The Obama administration has announced that federal agencies will no longer pursue criminal charges against people who use or supply medical marijuana in states where it is legal.
( Note: North Carolina is not among those 14 states. )
I have long wondered why marijuana cannot be legally used to relieve the pain and discomfort of cancer patients suffering debilitating nausea after chemotherapy. Why should marijuana be different from other prescription painkillers, many of which are dangerous and addictive and also subject to abuse?
Medicine has turned me off since childhood, when my mother plied me with foul-tasting potions to relieve the symptoms of head colds, a winter-long plague. I often wondered why she didn't catch on that these awful-tasting emulsions were not even alleviating the symptoms.
As I grew older, Mother declared that I was old enough to take medicine without supervision. I promptly poured the medicine spoonful by spoonful into the wood box in my bedroom, where it left a smelly residue discovered by a relative foraging for indoor firewood.
I once hid the castor oil in a nook in an antique dresser gracing our guest bedroom. I figured no one would find it in such a secret place, but that ploy didn't work either.
In adulthood my response to painkillers is mixed. I turned down a painkiller for a bone fracture in my foot. I figured that I would be just fine once I got home with my neatly Ace-bandaged foot. By midnight, I was climbing the walls with pain. But when I took a painkiller for pneumonia years later, my recovery was delayed several days because of Tylenol 3 side effects.

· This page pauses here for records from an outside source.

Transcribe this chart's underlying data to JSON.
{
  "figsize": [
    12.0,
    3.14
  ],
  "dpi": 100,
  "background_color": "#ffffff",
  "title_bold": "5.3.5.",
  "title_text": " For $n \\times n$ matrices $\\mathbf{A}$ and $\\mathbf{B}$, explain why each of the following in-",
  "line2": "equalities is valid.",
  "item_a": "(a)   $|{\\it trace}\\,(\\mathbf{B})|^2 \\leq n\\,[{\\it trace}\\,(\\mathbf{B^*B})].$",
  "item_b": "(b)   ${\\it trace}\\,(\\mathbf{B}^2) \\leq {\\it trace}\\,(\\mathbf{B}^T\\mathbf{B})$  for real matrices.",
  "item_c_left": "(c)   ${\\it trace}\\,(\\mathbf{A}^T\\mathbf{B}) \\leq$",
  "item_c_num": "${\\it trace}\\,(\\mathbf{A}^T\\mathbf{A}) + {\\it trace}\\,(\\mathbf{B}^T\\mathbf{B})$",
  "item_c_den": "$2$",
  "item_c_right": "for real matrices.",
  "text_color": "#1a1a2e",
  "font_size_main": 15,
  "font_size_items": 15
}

After a root canal, I was scared witless when the pharmacist asked for personal information required by the federal Drug Enforcement Agency. I took one pill, then decided the pain wasn't bad enough to risk a DEA raid. After a biopsy left my tongue very sore indeed, I declined to fill the prescription for a painkiller. It was more fun to treat that pain with milkshakes.
Our perspective on many social ills is often shaped more by popular lore than by facts. Pain is very real and is to be taken seriously. Puffing away at pot hardly seems worth getting the feds' bloomers in a bunch when it might make life a little less miserable for someone really sick.
Marijuana, cocaine and heroin were rarely mentioned in my childhood. Instead, the focus was on illegal manufacture of alcoholic beverages. News of the day centered on discovery of the latest liquor still and arrest of its operators, many of whom were church-going teetotalers.
It took me years to understand that the reason law-enforcement people were so enthusiastic about nailing illegal liquor manufacturers had almost nothing to do with the health, welfare and moral well-being of the public. It was all about collecting taxes on non-tax-paid beverages.
Sadly for North Carolina farmers, two crops that grow abundantly here are hazardous to your health: tobacco and marijuana. One is already illegal, and the other is rapidly falling from grace.
Even the relatively conservative "Law and Order" TV series has turned a sympathetic eye on medical marijuana use. Lt. Van Buren, my favorite character in the series, recently turned to pot ( a gift from her husband ) because she was unable to eat as a result of chemotherapy. Naturally she was busted by her supervisor, but instead of decreeing disciplinary action, he shared advice on how to conceal the odor on clothing and body.
If opponents of legalizing medical marijuana are really serious about curbing drug abuse, maybe they should consider banning all powerful painkillers now legally prescribed for a multitude of painful ailments. That would level the playing field for everyone in pain.
Critics of the pot remedy argue that other drugs are available to treat post-chemo nausea. True, but they cost more.